As he walked the night grew colder, and he clutched his heavy cloak more tightly about his shoulders. His bow thumped against his back; it was a serviceable weapon, but he longed for the smooth curve of the Howe ancestral bow in his hands. The idea of someone other than a Howe, even a Grey Warden, using it was enough to kindle his bitterness again. Resolve settled in him, and his footsteps became less leisurely; much as he'd relished the sound of his feet on his own land, now he remembered his purpose.
Get the bow. See the Keep. Say goodbye.
As the miles passed the moonlight shifted and the shadows grew long across his path. It was past midnight; that much he could tell. What am I even doing back in Ferelden?

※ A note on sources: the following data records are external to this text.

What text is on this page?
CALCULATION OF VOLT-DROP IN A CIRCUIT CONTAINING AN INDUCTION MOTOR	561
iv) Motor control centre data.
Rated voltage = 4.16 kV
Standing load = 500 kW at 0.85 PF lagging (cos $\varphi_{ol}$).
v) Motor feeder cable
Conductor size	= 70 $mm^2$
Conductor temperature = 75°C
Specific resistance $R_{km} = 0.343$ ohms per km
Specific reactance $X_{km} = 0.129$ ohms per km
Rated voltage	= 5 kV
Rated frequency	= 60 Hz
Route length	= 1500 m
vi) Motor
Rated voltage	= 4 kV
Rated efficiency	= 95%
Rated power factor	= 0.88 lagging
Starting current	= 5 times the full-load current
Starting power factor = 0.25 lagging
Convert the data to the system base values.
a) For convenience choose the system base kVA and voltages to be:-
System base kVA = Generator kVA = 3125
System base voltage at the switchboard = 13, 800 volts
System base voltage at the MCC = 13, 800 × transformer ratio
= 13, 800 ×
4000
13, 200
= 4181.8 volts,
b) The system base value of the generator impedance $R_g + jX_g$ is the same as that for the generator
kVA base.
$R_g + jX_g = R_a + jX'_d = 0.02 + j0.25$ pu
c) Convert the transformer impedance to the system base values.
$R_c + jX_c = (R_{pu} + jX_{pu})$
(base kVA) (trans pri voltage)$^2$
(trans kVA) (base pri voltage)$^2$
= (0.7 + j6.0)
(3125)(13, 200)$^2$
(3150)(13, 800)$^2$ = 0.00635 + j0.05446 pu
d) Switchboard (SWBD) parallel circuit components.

There's nothing for me here, and hasn't been since I left, he thought. And yet as he surveyed the moonlit lands around him, there was an ache that he couldn't ignore. An ache he'd been trying to ignore ever since leaving for the Free Marches, burying it beneath anger and resentment that he was just tired of feeling.
Nathaniel paused and closed his eyes. He let the sweet smell of night fill his nostrils and let the chill breeze wash over his face and through his long hair. He took one blind step, then another, then several more. Never once did his feet falter. And that strange ache began to abate, the more he let himself feel the connection to his homeland.

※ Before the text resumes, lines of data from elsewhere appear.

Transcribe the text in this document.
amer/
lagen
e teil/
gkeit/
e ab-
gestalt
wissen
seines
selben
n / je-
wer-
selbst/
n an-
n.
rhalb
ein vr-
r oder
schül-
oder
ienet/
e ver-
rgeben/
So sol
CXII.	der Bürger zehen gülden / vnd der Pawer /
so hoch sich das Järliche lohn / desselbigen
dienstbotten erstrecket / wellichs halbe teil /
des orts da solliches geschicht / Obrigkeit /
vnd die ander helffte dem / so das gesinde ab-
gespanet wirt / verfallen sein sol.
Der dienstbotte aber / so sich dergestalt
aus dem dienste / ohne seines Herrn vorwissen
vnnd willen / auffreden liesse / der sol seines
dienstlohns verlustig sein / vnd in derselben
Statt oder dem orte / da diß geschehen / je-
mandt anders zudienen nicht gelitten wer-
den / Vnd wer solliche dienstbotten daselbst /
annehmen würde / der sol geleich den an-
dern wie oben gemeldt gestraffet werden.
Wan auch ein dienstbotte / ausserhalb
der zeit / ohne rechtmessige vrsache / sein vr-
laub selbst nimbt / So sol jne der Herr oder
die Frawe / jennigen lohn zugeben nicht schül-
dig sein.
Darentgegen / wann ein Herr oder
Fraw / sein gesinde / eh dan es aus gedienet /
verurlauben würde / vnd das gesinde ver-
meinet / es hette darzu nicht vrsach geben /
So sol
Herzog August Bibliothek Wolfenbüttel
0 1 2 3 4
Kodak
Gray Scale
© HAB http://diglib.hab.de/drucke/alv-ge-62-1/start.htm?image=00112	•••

Reinvigorated, he opened his eyes to the bright moonlight. His breath caught in his throat as he crested a hill and stopped. The moon was huge and bright in a deep, velvety blue sky; its light outshone the stars and bathed the rolling hills in icy light. The road was a white serpentine, winding through the hills and stopping at the dark walls that marked the boundary of Vigil's Keep.
High on a hill, with the best vantage point around, was the Vigil itself. It stood, overlooking lands that had not changed much since the days of its Avvar inhabitants. The ancient walls were as strong and solid now as they'd been in ancient days, and as Nathaniel exhaled, caught up in a spell of home and moonlight and nostalgia, it was all he could to do keep from running toward that first high wall.

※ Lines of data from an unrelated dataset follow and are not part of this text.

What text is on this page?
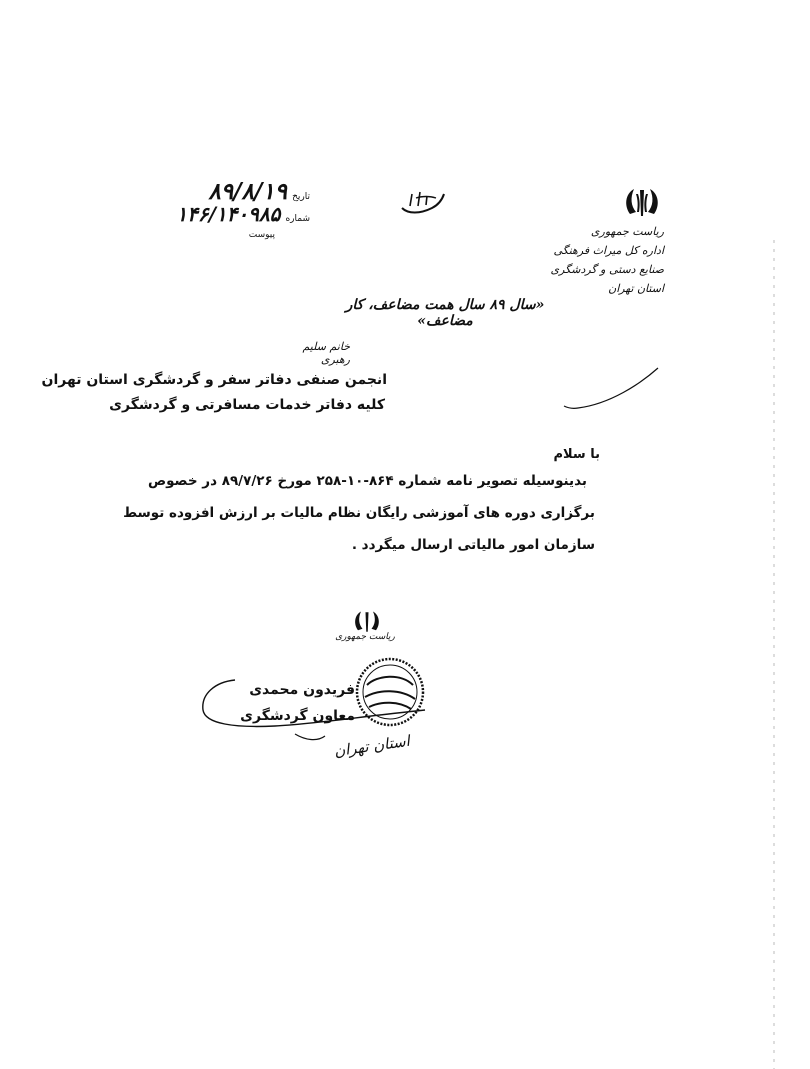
ریاست جمهوری
اداره کل میراث فرهنگی
صنایع دستی و گردشگری
استان تهران
تاریخ ۸۹/۸/۱۹
شماره ۱۴۶/۱۴۰۹۸۵
پیوست
«سال ۸۹ سال همت مضاعف، کار مضاعف»
خانم سلیم رهبری
انجمن صنفی دفاتر سفر و گردشگری استان تهران
کلیه دفاتر خدمات مسافرتی و گردشگری
با سلام
بدینوسیله تصویر نامه شماره ۸۶۴-۱۰-۲۵۸ مورخ ۸۹/۷/۲۶ در خصوص
برگزاری دوره های آموزشی رایگان نظام مالیات بر ارزش افزوده توسط
سازمان امور مالیاتی ارسال میگردد .
ریاست جمهوری
فریدون محمدی
معاون گردشگری
استان تهران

He knew, as he drew closer, that the walls would be guarded; he supposed Amaranthine soldiers would be there, but here was also the chance that Grey Warden scouts would be, as well. But none of them would know about the secret entrance he'd made in the wall when he was young, and the barrage of memories from those bygone days made him smile even as he slid into his stealthy hunter's gait.
He found the loose grating easily enough, and the shadow of the wall hid him from watchful eyes. The moonlight itself made his infiltration difficult, but it also helped cast many shadows that he moved in as if he were made of the darkness as well.
There was something about sneaking through these shadows that he knew so well that was at once exhilarating and frustrating; why should he have to sneak around his home, the Howe home for numerous generations? And yet, this was how he was most comfortable. And this wasn't home anymore, he reminded himself. He was on a mission. See the Keep: done. Get the bow: in progress. Say goodbye.
He paused, crouching in a dark corner where two high stone walls joined. Where would the ancestral Howe bow be? He'd not figured that into his plans. When he was young, his father had kept it above the fireplace in his private study, but that was a dozen years or more in the past. Besides, creeping about in the shadows outside was one thing; breaking into a well-guarded Keep, built to withstand invading armies was quite another.
Especially when he had no clue where to begin looking.
The plan had seemed so simple in his mind, but as Nathaniel crouched there, beginning to feel chilled and tired while the night dragged on, it became overwhelming.
He stared up at the bright moon, half-hidden behind one of the turrets of the Keep. He was the last Howe, lonely and solitary as the moon above. If they were to capture him now, he didn't even know if he'd put up a fight. The freedom of not caring seemed to lift a weight from his shoulders, and he smiled in spite of his failure.
The moon seemed to smile down at him in understanding.